I don’t get to work on treatments often, so I’m always stoked to take these on and mix it up from my Emailer routine. And I couldn’t have asked for a better project to work on. Chicago-based Jason Little has a bright, vibrant brand — his style is not unheard of for a food photographer, but it’s certainly exciting to see how creative he is with his colorful backdrops and bright lighting.
Jason was familiar with treatments, but he never took the extra step to make one that was specially tailored for his brand. Here is the list of goals for this project and I quote:
— Overall a more professional look that replaces my current high school PowerPoint design
— Would love the tone to reflect a ’boutique’ brand vs. corporate or uber polished. Think hit indie movie vs big-budget blockbuster
— Would still like to maintain the fun/playful/lighthearted elements of my previous iteration (that’s mostly in the copy, however)
— With the new branding direction some loose inspiration is coming from the 60s/70s sci-fi novel cover design, new wave and psychedelic music album designs, minimal/angular 80s design elements.
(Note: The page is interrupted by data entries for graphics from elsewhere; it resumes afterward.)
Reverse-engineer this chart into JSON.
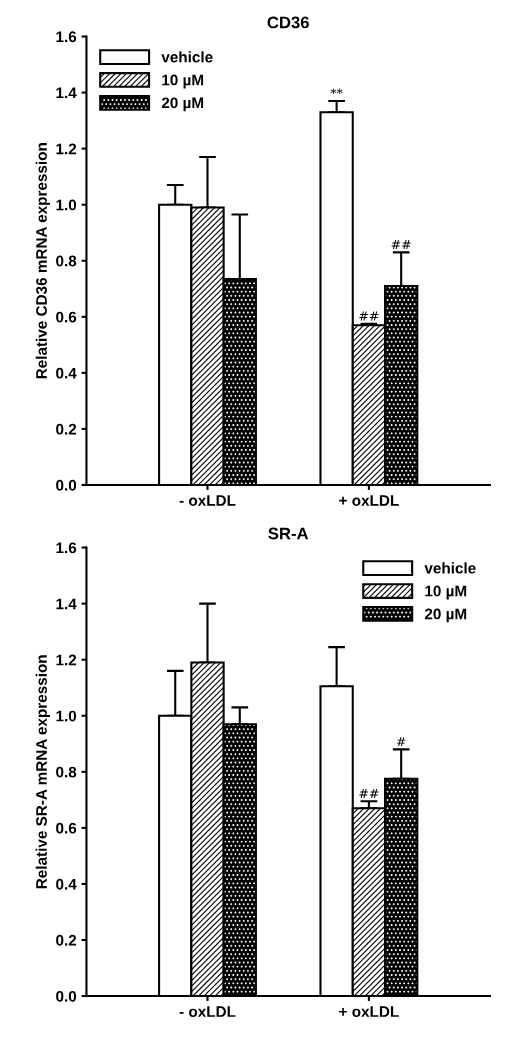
{
  "chart_data": [
    {
      "type": "bar",
      "title": "CD36",
      "ylabel": "Relative CD36 mRNA expression",
      "categories": [
        "- oxLDL",
        "+ oxLDL"
      ],
      "series": [
        {
          "name": "vehicle",
          "color": "#ffffff",
          "values": [
            1.0,
            1.33
          ],
          "errors": [
            [
              1.0,
              1.07
            ],
            [
              1.33,
              1.37
            ]
          ],
          "value_labels": [
            null,
            "**"
          ]
        },
        {
          "name": "10 µM",
          "color": "#000000",
          "values": [
            0.99,
            0.57
          ],
          "errors": [
            [
              0.99,
              1.17
            ],
            [
              0.57,
              0.575
            ]
          ],
          "value_labels": [
            null,
            "##"
          ]
        },
        {
          "name": "20 µM",
          "color": "#000000",
          "values": [
            0.735,
            0.71
          ],
          "errors": [
            [
              0.735,
              0.965
            ],
            [
              0.71,
              0.83
            ]
          ],
          "value_labels": [
            null,
            "##"
          ]
        }
      ],
      "ylim": [
        0,
        1.6
      ],
      "yticks": [
        {
          "value": 0,
          "label": "0.0"
        },
        {
          "value": 0.2,
          "label": "0.2"
        },
        {
          "value": 0.4,
          "label": "0.4"
        },
        {
          "value": 0.6,
          "label": "0.6"
        },
        {
          "value": 0.8,
          "label": "0.8"
        },
        {
          "value": 1.0,
          "label": "1.0"
        },
        {
          "value": 1.2,
          "label": "1.2"
        },
        {
          "value": 1.4,
          "label": "1.4"
        },
        {
          "value": 1.6,
          "label": "1.6"
        }
      ],
      "legend": "top left",
      "grid": false
    },
    {
      "type": "bar",
      "title": "SR-A",
      "ylabel": "Relative SR-A mRNA expression",
      "categories": [
        "- oxLDL",
        "+ oxLDL"
      ],
      "series": [
        {
          "name": "vehicle",
          "color": "#ffffff",
          "values": [
            1.0,
            1.105
          ],
          "errors": [
            [
              1.0,
              1.16
            ],
            [
              1.105,
              1.245
            ]
          ]
        },
        {
          "name": "10 µM",
          "color": "#000000",
          "values": [
            1.19,
            0.67
          ],
          "errors": [
            [
              1.19,
              1.4
            ],
            [
              0.67,
              0.695
            ]
          ],
          "value_labels": [
            null,
            "##"
          ]
        },
        {
          "name": "20 µM",
          "color": "#000000",
          "values": [
            0.97,
            0.775
          ],
          "errors": [
            [
              0.97,
              1.03
            ],
            [
              0.775,
              0.88
            ]
          ],
          "value_labels": [
            null,
            "#"
          ]
        }
      ],
      "ylim": [
        0,
        1.6
      ],
      "yticks": [
        {
          "value": 0,
          "label": "0.0"
        },
        {
          "value": 0.2,
          "label": "0.2"
        },
        {
          "value": 0.4,
          "label": "0.4"
        },
        {
          "value": 0.6,
          "label": "0.6"
        },
        {
          "value": 0.8,
          "label": "0.8"
        },
        {
          "value": 1.0,
          "label": "1.0"
        },
        {
          "value": 1.2,
          "label": "1.2"
        },
        {
          "value": 1.4,
          "label": "1.4"
        },
        {
          "value": 1.6,
          "label": "1.6"
        }
      ],
      "legend": "top right",
      "grid": false
    }
  ]
}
The first option featured a zoomed-in photo with a color filter that acts as the background/border for the main image on each page. The background photo becomes the main image shown on the next page. An abbreviated submark is used at the top left corner of each page.
The second option contains photos displayed in a masonry grid that takes up about half of each page. Full bleed pages are also used to separate/bookmark sections of the treatment. Each page is labeled with colorful text (color based on the images displayed). A vertical line to highlight the text and the page number matches the header.
Option three features a large, white strip that lies over a masonry grid of images for the cover. Jason’s logo is cut out of the white block and shows the images in the background. A large, left-justified white block lies over a full bleed image on the interior pages. Jason’s abbreviated submark is cut out of white at the top left corner to show the background image. Each page is labeled with colorful text (color based on the images displayed). A vertical line to highlight the text and the page number matches the header.
Jason chose a mix of options two and three. The cover of option three was a total winner, as well as the submarks from option three. However, Jason was more intrigued by the masonry grid from option two. By combining these two styles, we created a solid solution for his treatment.
We were on a roll. Jason was happy with the final design so now we just had to figure out what the treatment was going to say. We decided to include pages for the cover, about the project, production details, the team, a flex page, and a farewell page (to which I cleverly added an 80s movie/food-specific pun and really like to point out).
We wrapped up the project within the next day. Jason needed the treatment to pitch to an actual client! With a few tweaks, he filled in all his information and sent it off!